In the excitement of writing your first course lesson, it’s all too easy to become carried away by all the content you want to include and lose sight of how overwhelming it might be for a new learner. As a subject matter expert, there’s obviously a lot you know and want to share with your learners about your course.
However, including too much too fast can discourage learners. They begin to feel swept away by the flood of information, and quickly drop out as the amount they have to keep up with becomes more than they can manage.
Managing the flow of information is key to helping your learners succeed. So, before you get ahead of yourself, here’s a few steps you should take to make sure your readers can keep up.
1. Create a course outline.
The lack of a course outline is one of the primary causes of an information dump. Instructors who dive in to their first lesson are more likely to include an excess of information because they haven’t organized their material into a logical progression. They try to make too many points all at once, and while each piece of information may be just as important as the next, they don’t all need to be delivered at the same time.
This is what makes course outlines such a powerful tool for online instructors. They structure your content across the entire course, so that you can organize when and how to progress through the material. With a better overview of their course, instructors can keep track of which information they’ve shared with their learners, and which information is coming later in the course.
2. Give your learners a framework for the content you plan to cover.
Knowing the course outline is important for you, but it’s also important for your learners. This is what a course syllabus is good for: it’s a road map for the content to come, so that learners can see how everything fits together.
Without context, learners are more likely to feel lost in the course. They don’t know what’s coming up, or how their current content will apply to future lessons. By sharing the plan with your learners, it not only makes them feel less disoriented, it helps them remember the material by connecting it with the bigger picture.
3. Create a glossary of terms—and make it easy to find.
Sometimes it’s not the quantity of information that’s difficult for learners to digest, but the abundance of new terminology. An entry-level course in a new field of study can sometimes feel like learning a new language, and that’s disorienting for learners who feel like they have to stop and look up buzzwords every paragraph.
Instead of dropping your learners into the deep end and expecting them to learn to swim the hard way, offer them tools to find their way as they go. The easiest step would be to create a glossary page they can keep open in a second window and refer to whenever they need. Even better, keep an easy-reference glossary in a sidebar as your learners read though the lesson so that they can glance at it whenever they need to remember a course content.
4. Edit yourself.
Yes, you have a lot to say. As a knowledgeable, authoritative source in your industry, that’s what your students expect. But you don’t need to say it all in your first course—let along your first lesson.
Go through your course content and try to identify topics that you could classify as beginner, intermediate, or advanced.
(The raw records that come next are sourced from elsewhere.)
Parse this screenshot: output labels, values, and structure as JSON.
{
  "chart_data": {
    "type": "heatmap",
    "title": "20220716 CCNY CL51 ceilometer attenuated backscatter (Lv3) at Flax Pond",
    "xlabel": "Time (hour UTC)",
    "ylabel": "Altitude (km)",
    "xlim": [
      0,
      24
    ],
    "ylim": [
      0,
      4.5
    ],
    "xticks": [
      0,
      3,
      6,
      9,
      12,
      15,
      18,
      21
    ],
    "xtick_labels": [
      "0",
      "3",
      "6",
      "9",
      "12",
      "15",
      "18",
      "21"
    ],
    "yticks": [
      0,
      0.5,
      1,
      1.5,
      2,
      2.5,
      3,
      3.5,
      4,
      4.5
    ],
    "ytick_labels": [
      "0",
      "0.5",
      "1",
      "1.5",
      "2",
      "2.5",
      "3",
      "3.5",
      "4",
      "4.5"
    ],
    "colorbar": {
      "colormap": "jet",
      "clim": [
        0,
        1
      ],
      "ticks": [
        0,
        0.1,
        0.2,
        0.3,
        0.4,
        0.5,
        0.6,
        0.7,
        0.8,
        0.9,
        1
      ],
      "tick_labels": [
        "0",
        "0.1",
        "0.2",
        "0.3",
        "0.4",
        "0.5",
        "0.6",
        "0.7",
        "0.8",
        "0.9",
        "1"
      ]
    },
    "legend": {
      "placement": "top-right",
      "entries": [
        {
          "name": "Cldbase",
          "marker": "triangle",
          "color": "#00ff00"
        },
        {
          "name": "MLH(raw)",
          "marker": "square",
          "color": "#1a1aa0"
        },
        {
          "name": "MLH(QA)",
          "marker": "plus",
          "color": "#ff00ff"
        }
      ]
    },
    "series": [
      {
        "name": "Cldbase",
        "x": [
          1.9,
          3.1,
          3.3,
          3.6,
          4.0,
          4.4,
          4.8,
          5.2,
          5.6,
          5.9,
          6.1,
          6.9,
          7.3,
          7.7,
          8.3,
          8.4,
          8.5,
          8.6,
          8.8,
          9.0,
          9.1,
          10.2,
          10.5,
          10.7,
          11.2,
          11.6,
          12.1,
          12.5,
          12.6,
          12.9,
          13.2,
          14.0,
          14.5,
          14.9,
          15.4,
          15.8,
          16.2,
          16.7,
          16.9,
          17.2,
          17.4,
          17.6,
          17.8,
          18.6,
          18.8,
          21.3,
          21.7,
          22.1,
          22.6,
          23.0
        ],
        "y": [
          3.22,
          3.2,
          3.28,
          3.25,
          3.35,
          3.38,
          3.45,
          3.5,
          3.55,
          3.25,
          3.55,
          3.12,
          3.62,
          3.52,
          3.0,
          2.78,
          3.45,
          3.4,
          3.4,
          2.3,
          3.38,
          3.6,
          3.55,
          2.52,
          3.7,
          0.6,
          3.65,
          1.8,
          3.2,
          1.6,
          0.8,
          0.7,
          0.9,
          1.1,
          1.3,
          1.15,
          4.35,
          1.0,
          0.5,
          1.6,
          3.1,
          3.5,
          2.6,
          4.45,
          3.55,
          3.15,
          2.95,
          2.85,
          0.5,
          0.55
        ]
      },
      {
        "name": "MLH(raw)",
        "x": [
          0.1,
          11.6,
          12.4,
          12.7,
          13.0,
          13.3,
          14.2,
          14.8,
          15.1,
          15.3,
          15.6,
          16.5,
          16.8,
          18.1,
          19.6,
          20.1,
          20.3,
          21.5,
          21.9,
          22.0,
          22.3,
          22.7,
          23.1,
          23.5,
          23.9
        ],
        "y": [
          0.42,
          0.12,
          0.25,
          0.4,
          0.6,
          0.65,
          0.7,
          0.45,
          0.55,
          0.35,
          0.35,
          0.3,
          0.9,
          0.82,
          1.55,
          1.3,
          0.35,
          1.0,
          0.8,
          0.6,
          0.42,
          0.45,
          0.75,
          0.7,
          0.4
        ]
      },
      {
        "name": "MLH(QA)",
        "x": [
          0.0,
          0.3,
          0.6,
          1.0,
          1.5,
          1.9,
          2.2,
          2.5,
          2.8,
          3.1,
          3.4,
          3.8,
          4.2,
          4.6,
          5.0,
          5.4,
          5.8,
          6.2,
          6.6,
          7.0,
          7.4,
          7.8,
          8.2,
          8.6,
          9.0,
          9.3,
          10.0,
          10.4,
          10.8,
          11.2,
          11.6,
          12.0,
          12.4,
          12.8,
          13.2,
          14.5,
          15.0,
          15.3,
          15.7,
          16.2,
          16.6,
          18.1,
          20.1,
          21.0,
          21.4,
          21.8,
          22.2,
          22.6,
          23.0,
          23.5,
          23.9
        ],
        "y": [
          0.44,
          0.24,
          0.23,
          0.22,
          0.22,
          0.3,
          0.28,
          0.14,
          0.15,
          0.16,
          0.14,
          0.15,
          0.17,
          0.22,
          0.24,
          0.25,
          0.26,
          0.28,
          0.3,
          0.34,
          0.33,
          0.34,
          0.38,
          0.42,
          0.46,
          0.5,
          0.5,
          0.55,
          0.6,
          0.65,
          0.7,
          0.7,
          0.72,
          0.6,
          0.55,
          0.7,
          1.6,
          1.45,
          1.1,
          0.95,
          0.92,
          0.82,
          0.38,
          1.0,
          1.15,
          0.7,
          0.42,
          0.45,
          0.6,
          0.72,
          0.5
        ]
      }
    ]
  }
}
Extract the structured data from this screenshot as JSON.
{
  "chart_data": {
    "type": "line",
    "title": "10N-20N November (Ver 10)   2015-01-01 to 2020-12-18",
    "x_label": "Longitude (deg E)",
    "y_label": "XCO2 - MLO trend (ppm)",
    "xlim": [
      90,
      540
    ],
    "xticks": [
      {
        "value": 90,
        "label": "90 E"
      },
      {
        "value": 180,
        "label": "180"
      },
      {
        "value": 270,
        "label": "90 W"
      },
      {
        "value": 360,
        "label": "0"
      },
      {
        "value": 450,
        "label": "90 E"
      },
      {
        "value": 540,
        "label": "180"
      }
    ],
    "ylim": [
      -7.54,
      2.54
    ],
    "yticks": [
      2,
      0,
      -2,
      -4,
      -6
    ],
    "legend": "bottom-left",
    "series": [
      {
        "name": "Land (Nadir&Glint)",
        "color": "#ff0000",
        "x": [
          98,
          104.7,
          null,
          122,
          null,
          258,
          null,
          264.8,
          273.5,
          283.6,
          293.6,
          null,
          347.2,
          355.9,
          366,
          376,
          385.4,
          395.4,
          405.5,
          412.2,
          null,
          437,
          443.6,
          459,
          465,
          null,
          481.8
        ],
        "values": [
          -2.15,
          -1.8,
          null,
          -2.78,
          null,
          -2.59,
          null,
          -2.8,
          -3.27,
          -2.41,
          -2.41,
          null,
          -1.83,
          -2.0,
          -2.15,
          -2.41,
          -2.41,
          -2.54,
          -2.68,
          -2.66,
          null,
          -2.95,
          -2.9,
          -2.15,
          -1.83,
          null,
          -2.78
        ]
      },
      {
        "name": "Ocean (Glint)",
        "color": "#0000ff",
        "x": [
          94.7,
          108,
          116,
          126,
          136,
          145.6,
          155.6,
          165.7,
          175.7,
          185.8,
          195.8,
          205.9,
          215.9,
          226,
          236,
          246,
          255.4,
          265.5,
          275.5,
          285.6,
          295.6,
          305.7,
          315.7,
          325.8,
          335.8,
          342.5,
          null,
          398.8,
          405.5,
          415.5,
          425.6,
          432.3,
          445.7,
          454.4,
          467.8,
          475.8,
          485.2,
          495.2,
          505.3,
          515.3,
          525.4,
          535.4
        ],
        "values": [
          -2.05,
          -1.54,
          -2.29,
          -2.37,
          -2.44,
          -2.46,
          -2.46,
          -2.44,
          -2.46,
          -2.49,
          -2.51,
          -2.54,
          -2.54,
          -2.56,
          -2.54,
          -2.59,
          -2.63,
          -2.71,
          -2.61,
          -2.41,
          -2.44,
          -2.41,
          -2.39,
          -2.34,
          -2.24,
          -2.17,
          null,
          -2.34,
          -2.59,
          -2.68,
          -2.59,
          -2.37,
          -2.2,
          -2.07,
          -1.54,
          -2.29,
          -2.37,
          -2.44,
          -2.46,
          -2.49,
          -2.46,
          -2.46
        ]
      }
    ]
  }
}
If you find yourself including too many advanced topics in an intermediate course, set them aside for later. Doing so not only prevents you from overloading your learner, it gives them a reason to sign up for your next course.
5. Create extra credit material.
Do you have a lot of supplementary material you would like to include, but doesn’t seem to be quite on theme for your lesson? Well, you should trust your instincts: if it feels like a tangent, it probably is.
But that doesn’t mean you can’t indulge it anyway! It’s fine to separate the fun “extra” material from the information that’s critical for learners to digest when taking your course. However, marking the difference between these two types of information can help your learners prioritize where they spend their time and energy.
An “extra credit” portion of your course lets your learners know that the information you’re about to cover isn’t mandatory and won’t be covered in final tests, but is relevant to your course and likely to be interesting to learners who have the time to dig a little deeper.
There’s always a learning curve. (Try not to make it too steep.)
Every learner needs time to orient themself in a new course, and there are always going to be some lessons that are more challenging for learners than others. But by taking a big picture view of your course, editing and repackaging extraneous material, and offering resources to learners to help them keep track of new concepts and terminology, you will have done a lot to help your learners get over some of the hurdles in your course.
Learning curves are a natural result of encountering new information. It’s up to you not to turn them into barriers.